8 Replies to “GDPR : General Data Protection Regulation”

  1. I wanted to put you the tiny remark to be able to say thanks a lot over again on the pleasing strategies you have provided in this case. It was really shockingly open-handed with you to make publicly precisely what many of us would’ve offered for an ebook to get some money for themselves, notably now that you might have tried it in case you desired. These solutions in addition served to be the good way to know that other people online have the identical interest really like my personal own to learn more and more related to this matter. I am sure there are numerous more pleasant periods in the future for many who read carefully your site.

  2. Thank you for each of your hard work on this web page.
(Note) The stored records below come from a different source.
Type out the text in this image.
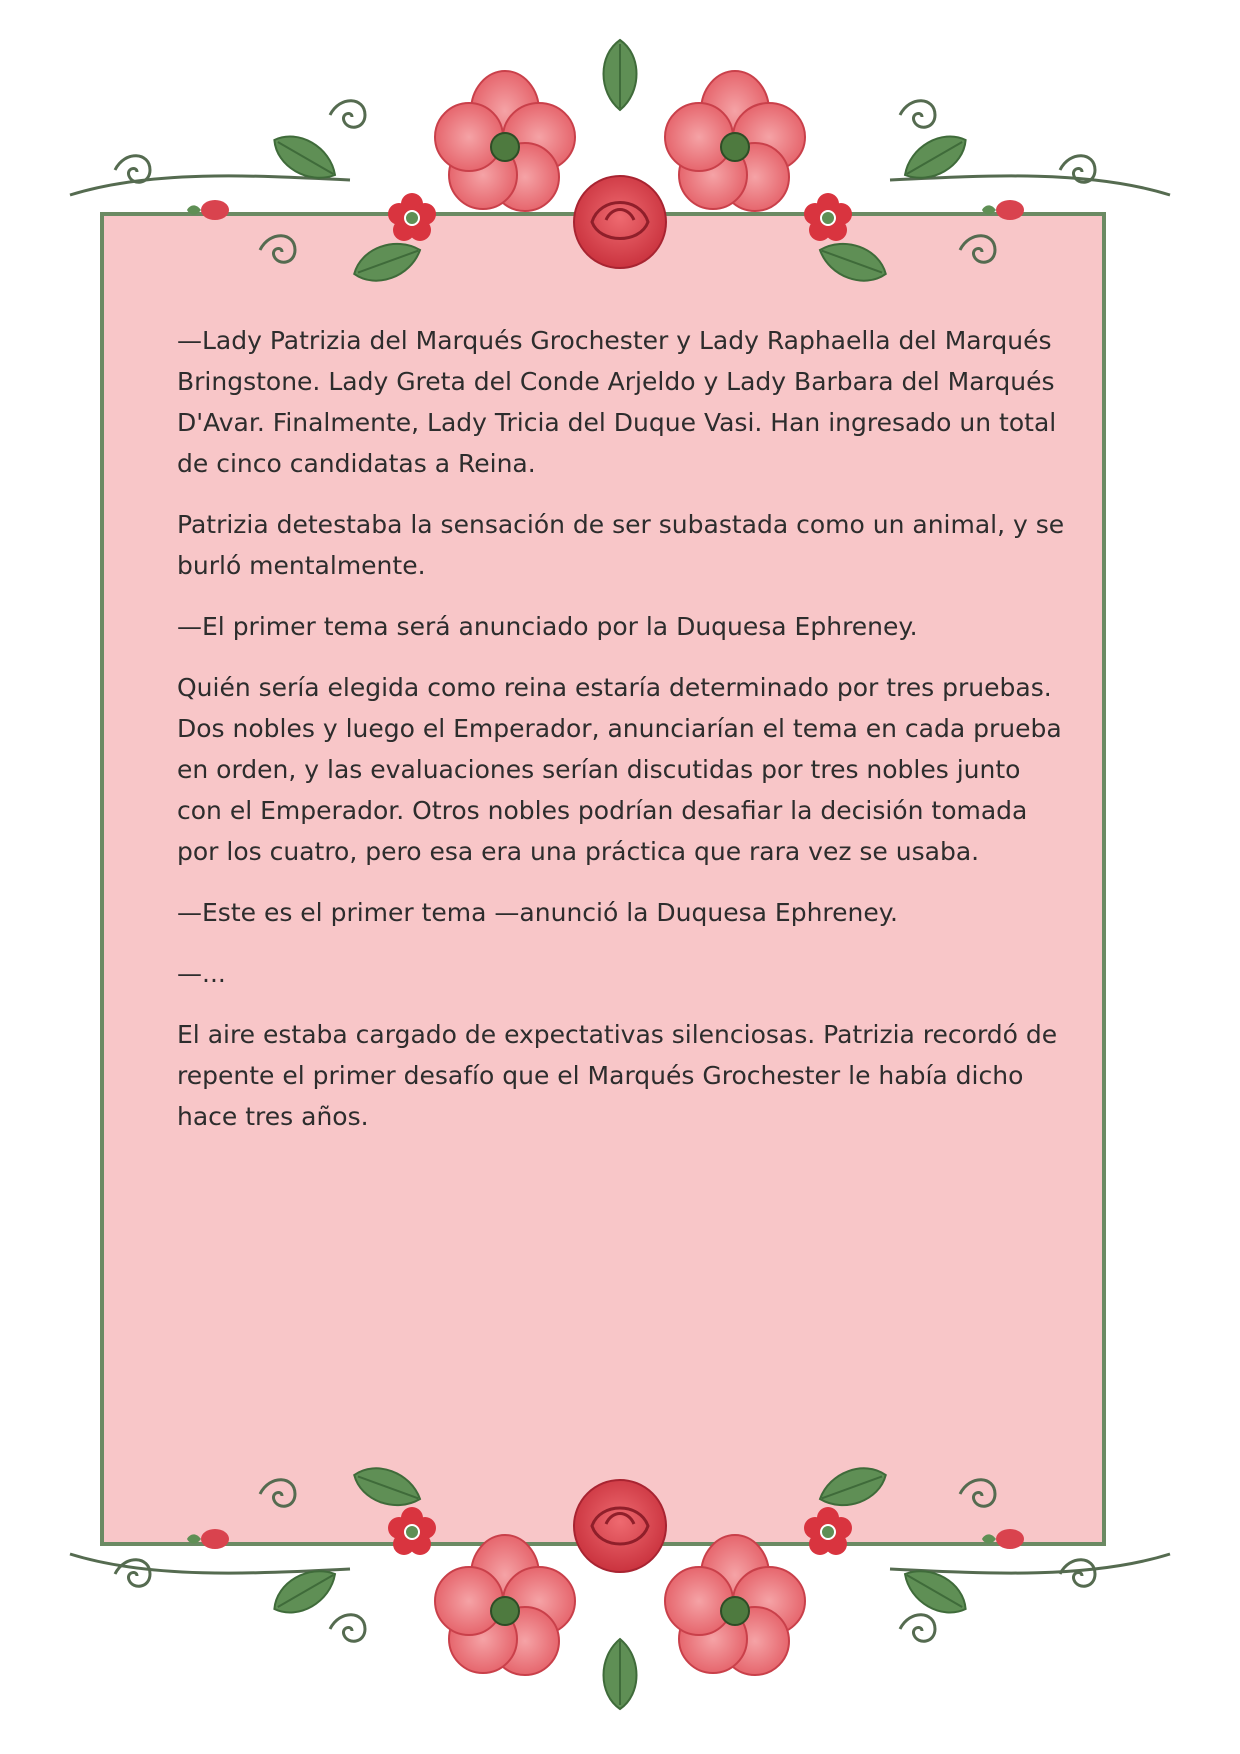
—Lady Patrizia del Marqués Grochester y Lady Raphaella del Marqués Bringstone. Lady Greta del Conde Arjeldo y Lady Barbara del Marqués D'Avar. Finalmente, Lady Tricia del Duque Vasi. Han ingresado un total de cinco candidatas a Reina.

Patrizia detestaba la sensación de ser subastada como un animal, y se burló mentalmente.

—El primer tema será anunciado por la Duquesa Ephreney.

Quién sería elegida como reina estaría determinado por tres pruebas. Dos nobles y luego el Emperador, anunciarían el tema en cada prueba en orden, y las evaluaciones serían discutidas por tres nobles junto con el Emperador. Otros nobles podrían desafiar la decisión tomada por los cuatro, pero esa era una práctica que rara vez se usaba.

—Este es el primer tema —anunció la Duquesa Ephreney.

—...

El aire estaba cargado de expectativas silenciosas. Patrizia recordó de repente el primer desafío que el Marqués Grochester le había dicho hace tres años.
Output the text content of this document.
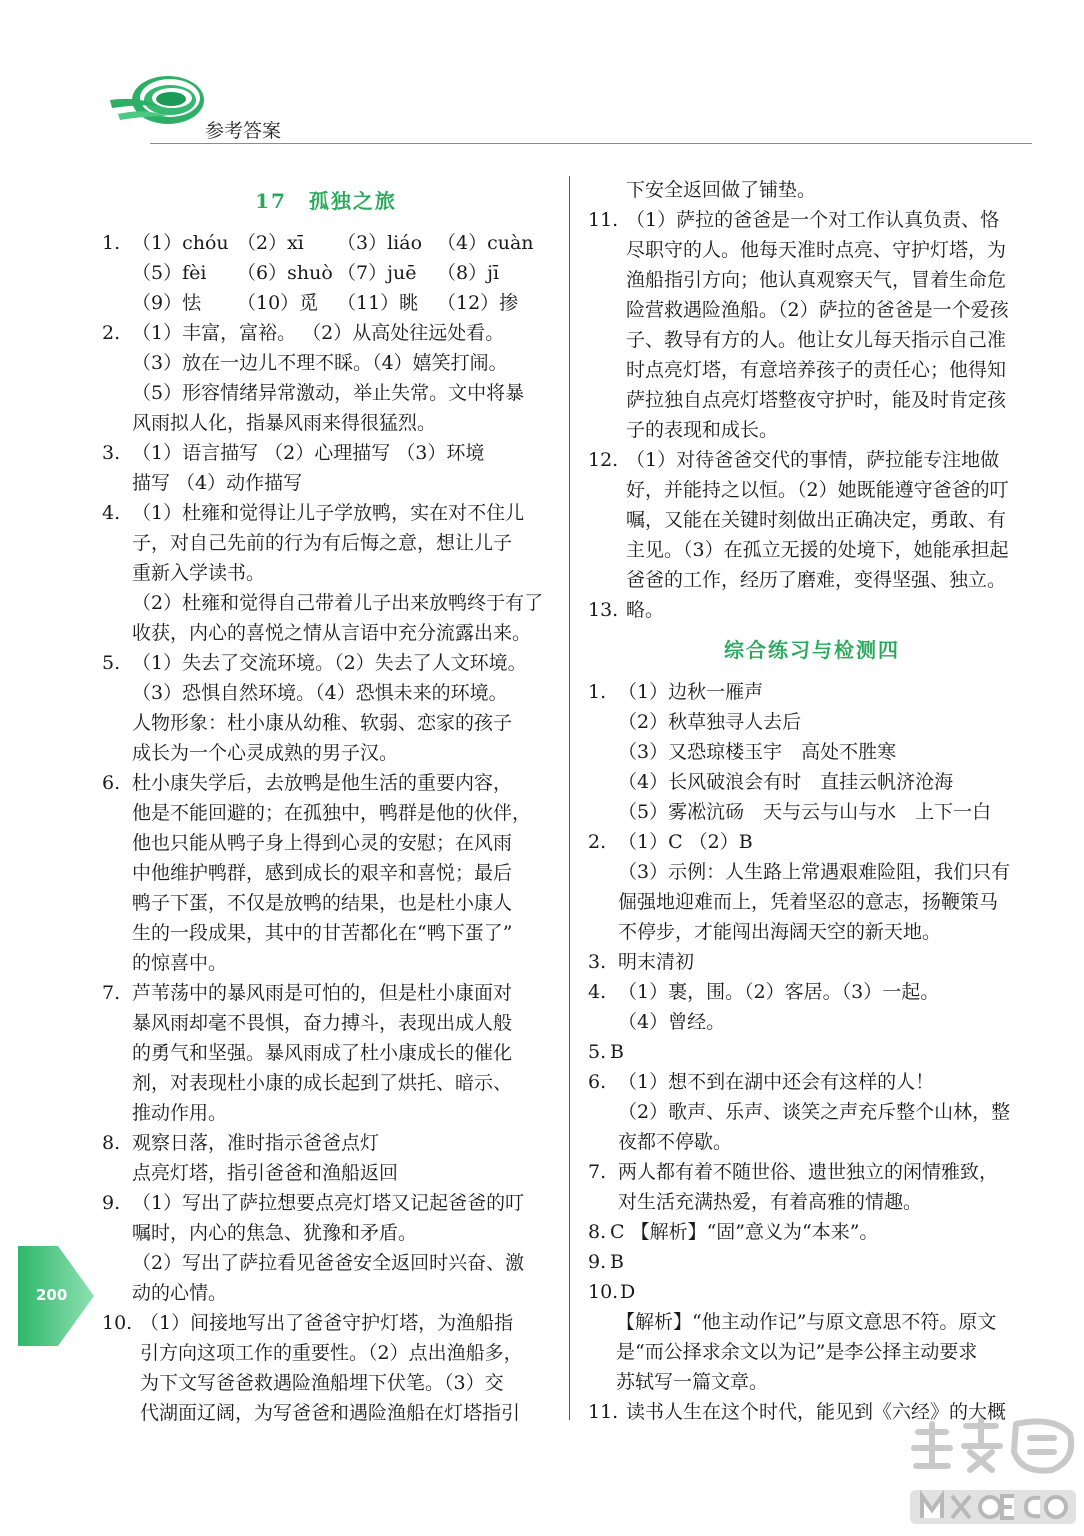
参考答案
17　 孤独之旅
1. （1）chóu （2）xī	（3）liáo （4）cuàn
（5）fèi	（6）shuò （7）juē	（8）jī
（9）怯	（10）觅 （11）眺 （12）掺
2. （1）丰富，富裕。 （2）从高处往远处看。
（3）放在一边儿不理不睬。（4）嬉笑打闹。
（5）形容情绪异常激动，举止失常。文中将暴
风雨拟人化，指暴风雨来得很猛烈。
3. （1）语言描写 （2）心理描写 （3）环境
描写 （4）动作描写
4. （1）杜雍和觉得让儿子学放鸭，实在对不住儿
子，对自己先前的行为有后悔之意，想让儿子
重新入学读书。
（2）杜雍和觉得自己带着儿子出来放鸭终于有了
收获，内心的喜悦之情从言语中充分流露出来。
5. （1）失去了交流环境。（2）失去了人文环境。
（3）恐惧自然环境。（4）恐惧未来的环境。
人物形象：杜小康从幼稚、软弱、恋家的孩子
成长为一个心灵成熟的男子汉。
6. 杜小康失学后，去放鸭是他生活的重要内容，
他是不能回避的；在孤独中，鸭群是他的伙伴，
他也只能从鸭子身上得到心灵的安慰；在风雨
中他维护鸭群，感到成长的艰辛和喜悦；最后
鸭子下蛋，不仅是放鸭的结果，也是杜小康人
生的一段成果，其中的甘苦都化在“鸭下蛋了”
的惊喜中。
7. 芦苇荡中的暴风雨是可怕的，但是杜小康面对
暴风雨却毫不畏惧，奋力搏斗，表现出成人般
的勇气和坚强。暴风雨成了杜小康成长的催化
剂，对表现杜小康的成长起到了烘托、暗示、
推动作用。
8. 观察日落，准时指示爸爸点灯
点亮灯塔，指引爸爸和渔船返回
9. （1）写出了萨拉想要点亮灯塔又记起爸爸的叮
嘱时，内心的焦急、犹豫和矛盾。
（2）写出了萨拉看见爸爸安全返回时兴奋、激
动的心情。
10. （1）间接地写出了爸爸守护灯塔，为渔船指
引方向这项工作的重要性。（2）点出渔船多，
为下文写爸爸救遇险渔船埋下伏笔。（3）交
代湖面辽阔，为写爸爸和遇险渔船在灯塔指引
下安全返回做了铺垫。
11. （1）萨拉的爸爸是一个对工作认真负责、恪
尽职守的人。他每天准时点亮、守护灯塔，为
渔船指引方向；他认真观察天气，冒着生命危
险营救遇险渔船。（2）萨拉的爸爸是一个爱孩
子、教导有方的人。他让女儿每天指示自己准
时点亮灯塔，有意培养孩子的责任心；他得知
萨拉独自点亮灯塔整夜守护时，能及时肯定孩
子的表现和成长。
12. （1）对待爸爸交代的事情，萨拉能专注地做
好，并能持之以恒。（2）她既能遵守爸爸的叮
嘱，又能在关键时刻做出正确决定，勇敢、有
主见。（3）在孤立无援的处境下，她能承担起
爸爸的工作，经历了磨难，变得坚强、独立。
13. 略。
综合练习与检测四
1. （1）边秋一雁声
（2）秋草独寻人去后
（3）又恐琼楼玉宇　高处不胜寒
（4）长风破浪会有时　直挂云帆济沧海
（5）雾凇沆砀　天与云与山与水　上下一白
2. （1）C （2）B
（3）示例：人生路上常遇艰难险阻，我们只有
倔强地迎难而上，凭着坚忍的意志，扬鞭策马
不停步，才能闯出海阔天空的新天地。
3. 明末清初
4. （1）裹，围。（2）客居。（3）一起。
（4）曾经。
5. B
6. （1）想不到在湖中还会有这样的人！
（2）歌声、乐声、谈笑之声充斥整个山林，整
夜都不停歇。
7. 两人都有着不随世俗、遗世独立的闲情雅致，
对生活充满热爱，有着高雅的情趣。
8. C 【解析】“固”意义为“本来”。
9. B
10. D
【解析】“他主动作记”与原文意思不符。原文
是“而公择求余文以为记”是李公择主动要求
苏轼写一篇文章。
11. 读书人生在这个时代，能见到《六经》的大概
200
My aunt really likes going through investigations and it’s really obvious why. Most of us learn all of the lively method you offer practical strategies through this web site and even increase participation from some other people on the issue so our favorite girl is in fact learning a lot of things. Take advantage of the rest of the year. You are always doing a really good job.

  3. Thank you for every one of your labor on this web site. My daughter really loves making time for investigations and it’s really obvious why. Most people learn all regarding the lively mode you present reliable tactics through this web site and even inspire participation from some others on the point then our favorite princess is now starting to learn a whole lot. Take advantage of the rest of the year. You are always doing a remarkable job.

  4. I’m just commenting to let you be aware of of the exceptional discovery my cousin’s child enjoyed going through your blog. She discovered a wide variety of details, most notably how it is like to have a very effective coaching heart to get many more effortlessly fully understand certain extremely tough matters. You actually did more than my desires. I appreciate you for displaying such helpful, healthy, educational and also cool guidance on that topic to Evelyn.

  5. I simply wanted to thank you so much once more. I do not know what I would’ve taken care of without these suggestions shared by you regarding that subject. It was an absolute intimidating problem in my position, nevertheless taking a look at this specialized style you solved the issue took me to leap with happiness. I will be happy for your service and thus sincerely hope you really know what an amazing job you have been putting in teaching some other people using your webblog. Most likely you haven’t got to know any of us.

  6. My wife and i have been really more than happy when Louis managed to finish off his research using the precious recommendations he made through your web site. It is now and again perplexing to simply find yourself making a gift of steps which often some other people may have been trying to sell. Therefore we realize we need the writer to give thanks to for this. The specific illustrations you made, the straightforward web site navigation, the relationships you will help to instill – it is most remarkable, and it is leading our son in addition to us reason why this subject is fun, which is seriously pressing. Thanks for the whole lot!

  7. I simply needed to thank you so much once again. I am not sure the things that I would’ve made to happen without the type of secrets provided by you on such a question. It seemed to be a very frustrating issue in my opinion, however , observing the very specialised strategy you processed that made me to leap over gladness. I am just happy for this information and in addition pray you know what a great job you happen to be getting into teaching people thru your web page. More than likely you have never got to know any of us.

Leave a Reply

Your email address will not be published.